The surveillance project is the world’s largest provision of high-definition video, with footage being provided to police at a central monitoring facility. A specification of the client was that cameras should give users the ability to track and zoom in on individuals or vehicles so that facial details and license plates could be observed. In response, Hikvision has supplied HD cameras that met the project requirements, delivering video with resolution of up to 1600x1200 pixels in real time.

The project is offering authorities a flexible monitoring solution by combining PTZ cameras with fixed units. In critical environments with complex optical demands such as entrances, public squares and crossroads where there is extra scope for accidents, the PTZ cameras have been preferred and are allowing management to track and zoom in on targets to acquire facial and license plate data. By contrast, the fixed cameras provide video of simple traffic flow scenes and everyday pedestrian movement for retrospective playback and retrieval.

Confronted on the ground with the client’s demands for image clarity, Hikvision used an HD-SDI interface in preference to the regular CVBS approach, combined with optic fibre for minimal delay. Police and facility managers can therefore exercise PTZ control from the back end with nominal time lag, the delay being less than 250 milliseconds.

An underlying concept of the Expo is the ability of exhibiting nations to achieve better living conditions for their populations and more sustainable urban environments. Sub themes include the blending of diverse cultures, promotion of economic prosperity, scientific innovation and remodelling of city communities. The interaction between urban and rural areas is also discussed in many pavilions. Expo 2010 Shanghai China is the third largest even in the world in terms of economic and cultural impact, eclipsed only by the FIFA World Cup and the Olympic Games.

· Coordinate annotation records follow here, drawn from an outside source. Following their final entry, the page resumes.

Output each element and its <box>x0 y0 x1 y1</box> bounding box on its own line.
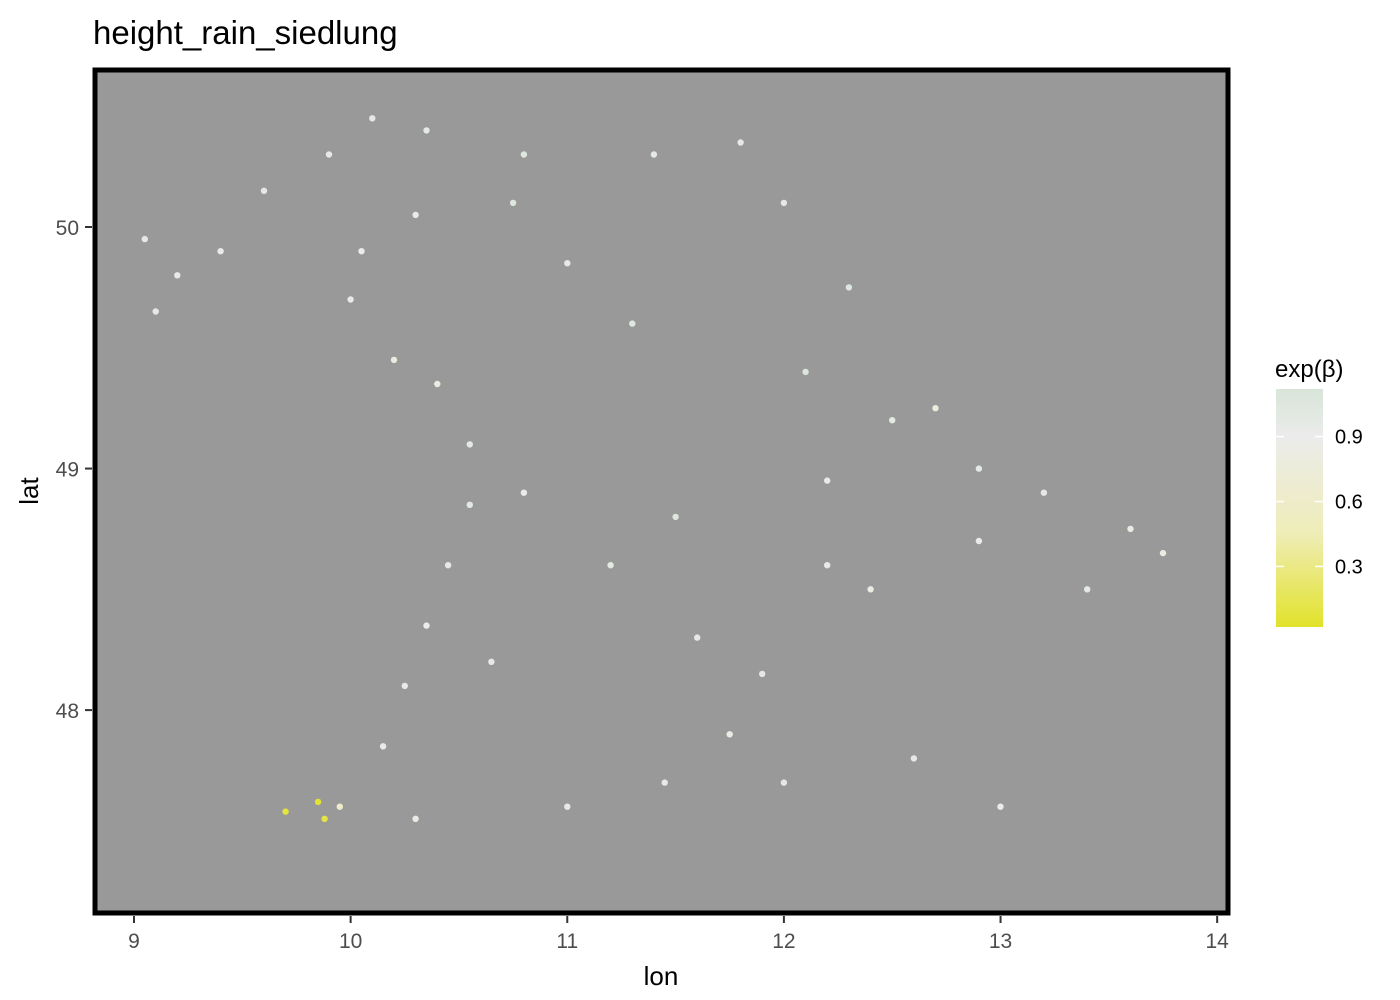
x-tick-label: 14 <box>1205 930 1229 953</box>
data-point <box>975 465 983 472</box>
y-tick-label: 50 <box>56 217 79 240</box>
data-point <box>780 779 788 786</box>
data-point <box>412 211 419 219</box>
legend-tick-label: 0.9 <box>1335 427 1363 449</box>
data-point <box>1084 586 1091 593</box>
data-point <box>520 151 528 158</box>
y-axis: 48 49 50 <box>56 217 92 723</box>
data-point <box>412 815 419 822</box>
legend-ticks: 0.3 0.6 0.9 <box>1276 427 1363 578</box>
data-point <box>466 501 473 508</box>
data-point <box>336 803 343 810</box>
legend-title: exp(β) <box>1275 356 1343 383</box>
x-tick-label: 11 <box>556 930 578 953</box>
data-point <box>997 803 1004 810</box>
legend-tick-label: 0.3 <box>1335 556 1363 578</box>
data-point <box>629 320 636 327</box>
x-tick-label: 10 <box>339 930 362 953</box>
data-point <box>217 248 224 255</box>
data-point <box>650 151 658 158</box>
data-point <box>1127 525 1134 533</box>
data-point <box>314 798 322 806</box>
data-point <box>910 755 918 762</box>
data-point <box>141 235 148 243</box>
data-point <box>390 356 398 364</box>
data-point <box>488 658 495 665</box>
x-axis-label: lon <box>644 961 679 991</box>
data-point <box>975 537 983 545</box>
data-point <box>824 477 831 484</box>
data-point <box>932 405 939 412</box>
data-point <box>423 622 430 629</box>
x-tick-label: 9 <box>128 930 140 953</box>
legend: exp(β) 0.3 0.6 0.9 <box>1275 356 1363 627</box>
plot-panel <box>92 67 1231 916</box>
chart-title: height_rain_siedlung <box>93 14 398 51</box>
data-point <box>1159 549 1167 557</box>
data-point <box>466 441 473 448</box>
data-point <box>423 127 430 134</box>
data-point <box>260 187 268 194</box>
data-point <box>434 380 441 388</box>
data-point <box>564 803 571 810</box>
data-point <box>737 139 744 146</box>
data-point <box>889 417 896 424</box>
legend-colorbar <box>1276 389 1323 627</box>
data-point <box>661 779 668 786</box>
x-tick-label: 13 <box>989 930 1012 953</box>
data-point <box>152 308 159 315</box>
x-axis: 9 10 11 12 13 14 <box>128 916 1229 953</box>
data-point <box>726 731 733 738</box>
data-point <box>325 151 333 158</box>
data-point <box>759 670 766 678</box>
data-point <box>694 634 701 641</box>
data-point <box>174 272 181 279</box>
data-point <box>607 562 614 569</box>
data-point <box>509 199 517 207</box>
data-point <box>867 586 874 593</box>
data-point <box>802 368 809 376</box>
data-point <box>672 513 679 521</box>
data-point <box>347 296 354 303</box>
data-point <box>321 815 328 822</box>
data-point <box>444 562 452 569</box>
data-point <box>379 743 387 750</box>
data-point <box>780 199 788 207</box>
y-tick-label: 48 <box>56 700 79 723</box>
data-point <box>369 115 376 122</box>
data-point <box>401 682 408 690</box>
y-tick-label: 49 <box>56 459 79 482</box>
legend-tick-label: 0.6 <box>1335 492 1363 514</box>
data-point <box>358 248 365 255</box>
data-point <box>845 284 853 291</box>
points-layer <box>141 115 1167 822</box>
data-point <box>282 808 289 815</box>
data-point <box>520 489 528 496</box>
x-tick-label: 12 <box>772 930 795 953</box>
data-point <box>1040 489 1048 496</box>
data-point <box>824 562 831 569</box>
data-point <box>564 260 571 267</box>
y-axis-label: lat <box>14 476 44 504</box>
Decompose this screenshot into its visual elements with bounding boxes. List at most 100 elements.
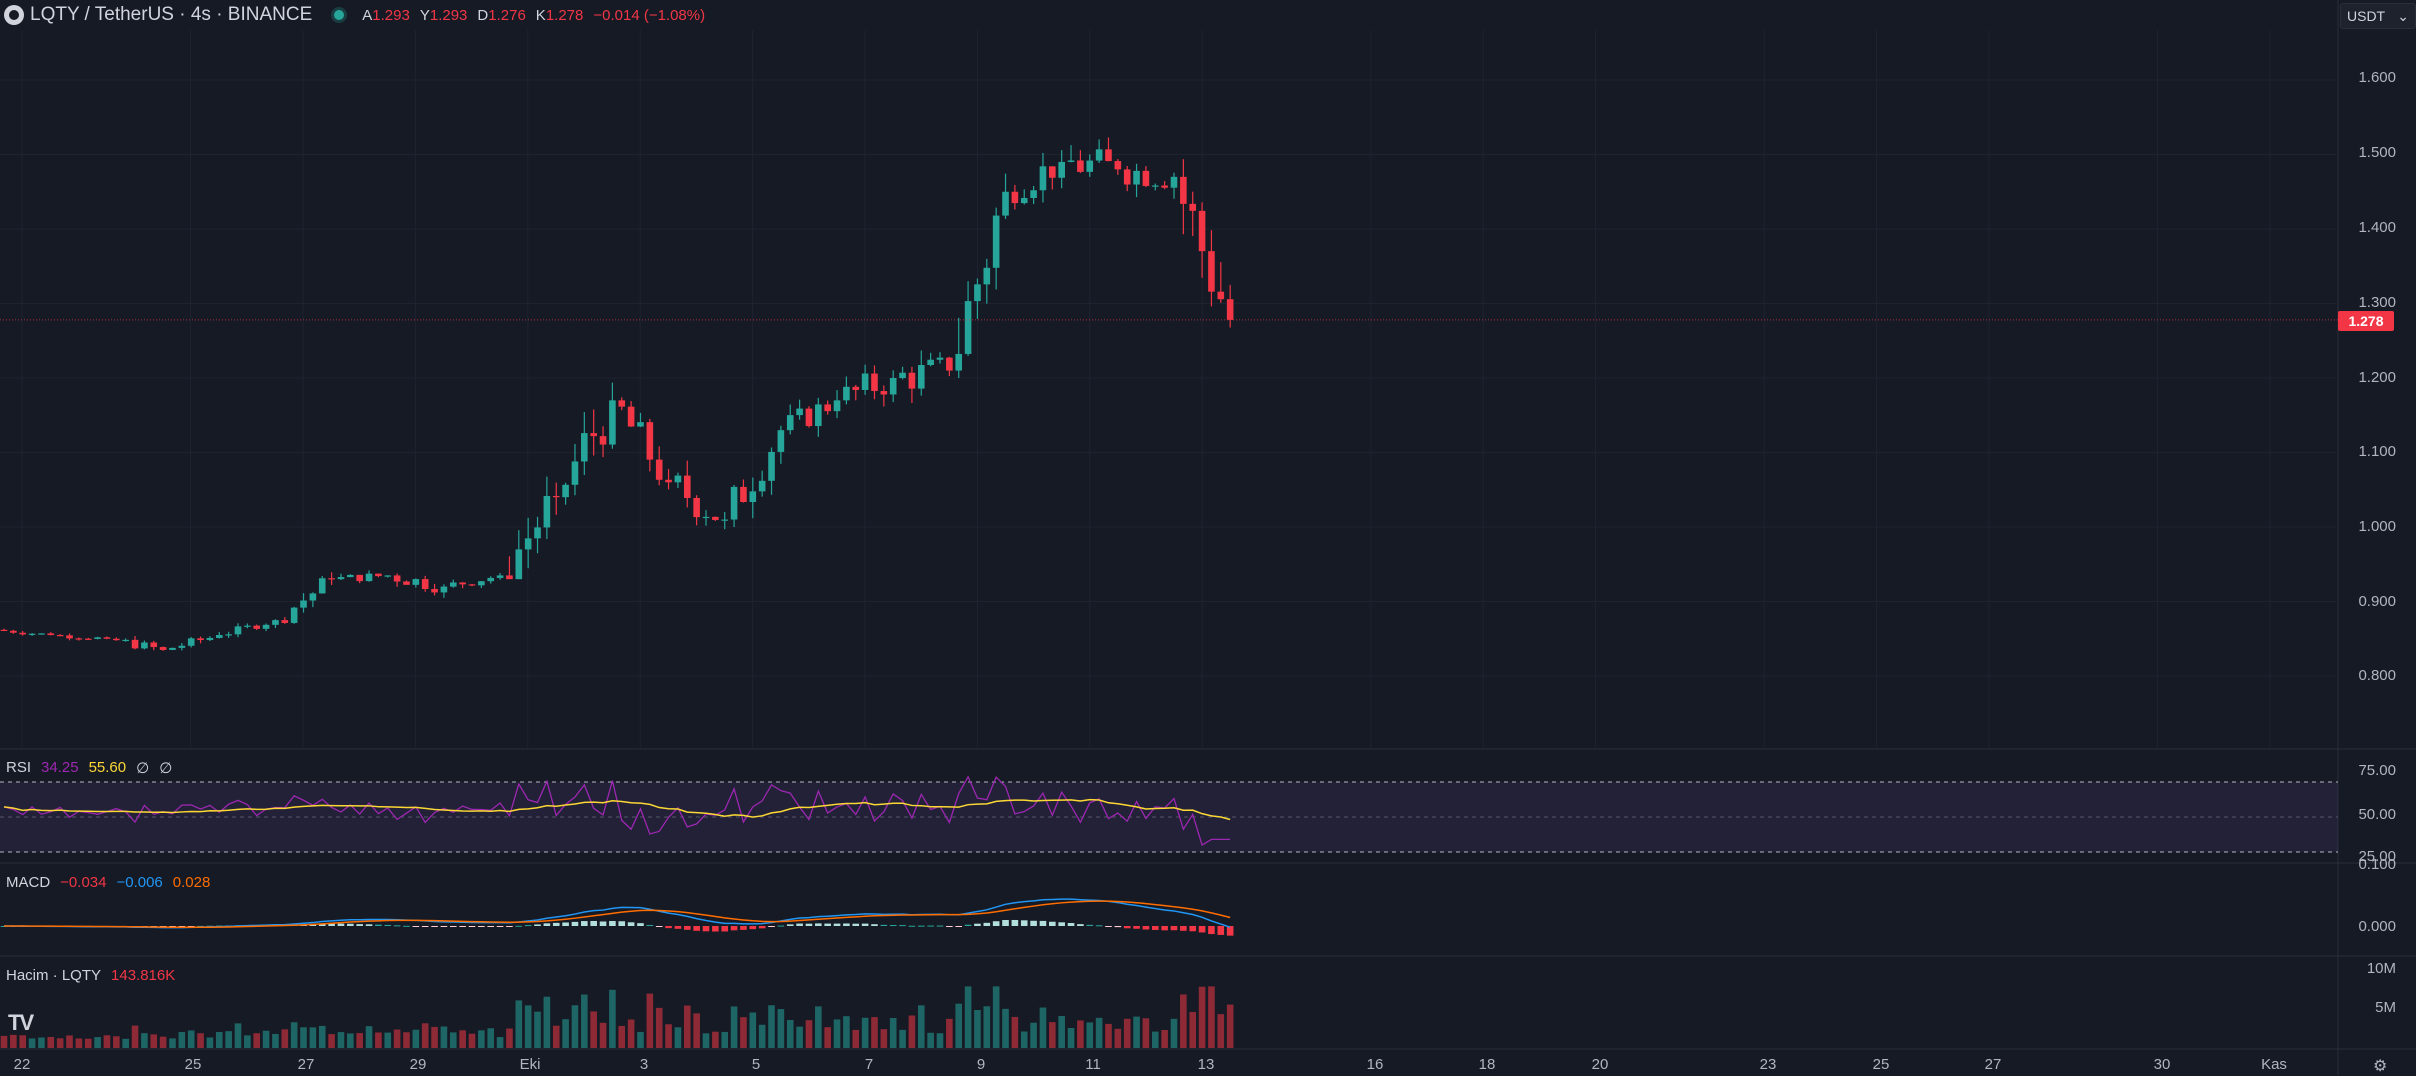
price-tick: 1.400 xyxy=(2358,219,2396,236)
candle-body xyxy=(290,607,298,623)
volume-bar xyxy=(824,1027,831,1048)
candle-body xyxy=(131,639,139,649)
candle-body xyxy=(384,575,392,577)
candle-body xyxy=(889,378,897,395)
volume-bar xyxy=(665,1024,672,1048)
volume-bar xyxy=(749,1012,757,1048)
symbol-title[interactable]: LQTY / TetherUS · 4s · BINANCE xyxy=(30,4,313,25)
candle-body xyxy=(272,620,279,625)
time-tick: Kas xyxy=(2261,1056,2287,1073)
candle-body xyxy=(403,581,410,585)
macd-histogram-bar xyxy=(1011,919,1019,926)
time-tick: 9 xyxy=(976,1056,986,1073)
macd-histogram-bar xyxy=(571,921,579,926)
volume-bar xyxy=(206,1037,214,1048)
time-tick: 22 xyxy=(13,1056,31,1073)
rsi-tick: 75.00 xyxy=(2358,762,2396,779)
candle-body xyxy=(47,633,55,636)
macd-histogram-bar xyxy=(318,923,326,926)
volume-bar xyxy=(412,1029,420,1048)
candle-body xyxy=(300,600,307,608)
macd-histogram-bar xyxy=(412,926,420,927)
volume-bar xyxy=(197,1033,204,1048)
volume-bar xyxy=(768,1005,775,1048)
volume-bar xyxy=(609,989,616,1048)
candle-body xyxy=(1020,197,1028,204)
volume-bar xyxy=(655,1007,663,1048)
candle-body xyxy=(187,638,195,646)
volume-tick: 5M xyxy=(2375,999,2396,1016)
macd-histogram-bar xyxy=(815,923,822,926)
macd-histogram-bar xyxy=(515,925,523,927)
macd-histogram-bar xyxy=(1049,921,1056,926)
volume-bar xyxy=(215,1032,223,1048)
macd-histogram-bar xyxy=(534,924,541,926)
candle-body xyxy=(992,215,1000,268)
macd-histogram-bar xyxy=(1114,926,1122,928)
price-tick: 1.000 xyxy=(2358,518,2396,535)
volume-bar xyxy=(244,1035,251,1048)
volume-bar xyxy=(300,1027,307,1048)
candle-body xyxy=(534,527,541,539)
volume-bar xyxy=(347,1033,354,1048)
time-tick: 13 xyxy=(1197,1056,1215,1073)
candle-body xyxy=(169,647,176,650)
time-tick: 27 xyxy=(1984,1056,2002,1073)
volume-bar xyxy=(84,1038,92,1048)
volume-bar xyxy=(974,1010,981,1048)
volume-bar xyxy=(356,1033,363,1048)
volume-bar xyxy=(1226,1004,1234,1048)
candle-body xyxy=(1105,149,1112,162)
candle-body xyxy=(431,588,438,593)
candle-body xyxy=(1095,149,1103,161)
candle-body xyxy=(56,635,64,637)
tradingview-logo-icon[interactable]: TV xyxy=(8,1010,34,1035)
candle-body xyxy=(758,480,766,492)
volume-bar xyxy=(496,1037,504,1048)
candle-body xyxy=(1170,176,1178,188)
volume-title[interactable]: Hacim · LQTY xyxy=(6,967,102,984)
ohlc-low-key: D xyxy=(477,6,489,24)
candle-body xyxy=(946,357,953,371)
time-tick: 30 xyxy=(2153,1056,2171,1073)
volume-bar xyxy=(646,993,654,1048)
macd-histogram-bar xyxy=(1142,926,1150,930)
settings-icon[interactable]: ⚙ xyxy=(2373,1058,2388,1075)
rsi-band-lower-value: ∅ xyxy=(159,760,173,777)
candle-body xyxy=(421,579,429,589)
macd-title[interactable]: MACD xyxy=(6,874,51,891)
volume-bar xyxy=(599,1022,607,1048)
macd-histogram-bar xyxy=(861,923,869,926)
currency-select[interactable]: USDT ⌄ xyxy=(2340,3,2416,29)
candle-body xyxy=(1123,169,1131,185)
volume-bar xyxy=(618,1025,626,1048)
candle-body xyxy=(459,582,466,585)
macd-histogram-bar xyxy=(693,926,700,931)
rsi-title[interactable]: RSI xyxy=(6,759,32,776)
candle-body xyxy=(861,373,869,391)
volume-bar xyxy=(403,1032,410,1048)
candle-body xyxy=(478,581,485,586)
volume-bar xyxy=(309,1027,317,1048)
volume-bar xyxy=(440,1026,448,1048)
macd-histogram-bar xyxy=(1217,926,1225,935)
macd-histogram-bar xyxy=(740,926,747,930)
volume-bar xyxy=(1105,1023,1112,1048)
macd-histogram-bar xyxy=(328,923,335,926)
macd-histogram-bar xyxy=(590,920,597,926)
candle-body xyxy=(543,496,551,528)
volume-bar xyxy=(103,1035,111,1048)
macd-histogram-bar xyxy=(824,923,831,926)
volume-bar xyxy=(871,1017,878,1048)
chart-header: LQTY / TetherUS · 4s · BINANCE A1.293 Y1… xyxy=(4,2,705,28)
volume-bar xyxy=(94,1037,101,1048)
candle-body xyxy=(655,459,663,480)
candle-body xyxy=(908,372,916,389)
volume-bar xyxy=(487,1028,495,1048)
candle-body xyxy=(1151,185,1159,187)
chevron-down-icon: ⌄ xyxy=(2397,7,2409,24)
candle-body xyxy=(618,400,626,407)
volume-bar xyxy=(281,1029,289,1048)
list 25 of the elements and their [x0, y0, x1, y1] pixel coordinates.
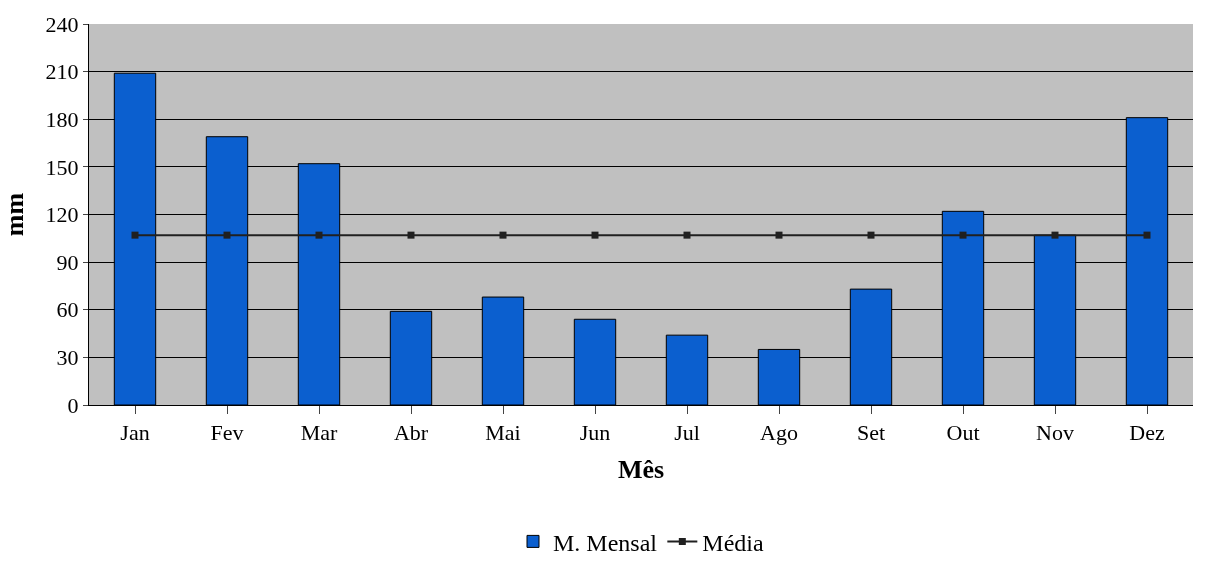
- y-tick-label: 120: [45, 202, 79, 228]
- y-tick-label: 240: [45, 11, 79, 37]
- x-axis-title: Mês: [617, 455, 665, 485]
- legend-label: M. Mensal: [553, 529, 658, 556]
- y-tick-label: 90: [56, 249, 79, 275]
- x-tick-label: Jun: [579, 420, 611, 446]
- legend-label: Média: [702, 529, 764, 556]
- x-tick-label: Mar: [300, 420, 338, 446]
- x-tick-label: Out: [946, 420, 980, 446]
- y-tick-label: 150: [45, 154, 79, 180]
- x-tick-label: Nov: [1036, 420, 1074, 446]
- y-tick-label: 30: [56, 345, 79, 371]
- y-tick-label: 60: [56, 297, 79, 323]
- y-tick-label: 210: [45, 59, 79, 85]
- x-tick-label: Ago: [760, 420, 798, 446]
- y-axis-title: mm: [0, 192, 29, 237]
- x-tick-label: Jul: [674, 420, 700, 446]
- x-tick-label: Set: [856, 420, 886, 446]
- x-tick-label: Jan: [120, 420, 150, 446]
- y-tick-label: 0: [67, 392, 79, 418]
- x-tick-label: Fev: [210, 420, 244, 446]
- x-tick-label: Dez: [1129, 420, 1165, 446]
- y-tick-label: 180: [45, 106, 79, 132]
- x-tick-label: Abr: [393, 420, 429, 446]
- x-tick-label: Mai: [485, 420, 521, 446]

Mr Yangzhong Hu, President of Hikvision, said: "The theme of Expo 2010 Shanghai China is ‘Better city, better life.’ It is therefore fitting that the organisers have opted for a security product manufacturer who strives constantly for improvement.”

He continued: “The experience we drew on during this project, combined with R & D capability, allowed us to respond to a demanding brief. The installation demonstrates the lengths Hikvision will go to in order to address customers’ needs at infrastructure sites of this kind.”

In the past, major world trade expos have demonstrated inventions ranging from electric lighting to ice cream cones. The focuses of the Expo are diplomacy, commerce, technical innovation and cultural awareness, themes that have dominated trade fairs since London’s Great Exhibition of 1851. Above all, post-industrial nations are promoting their ecological credentials.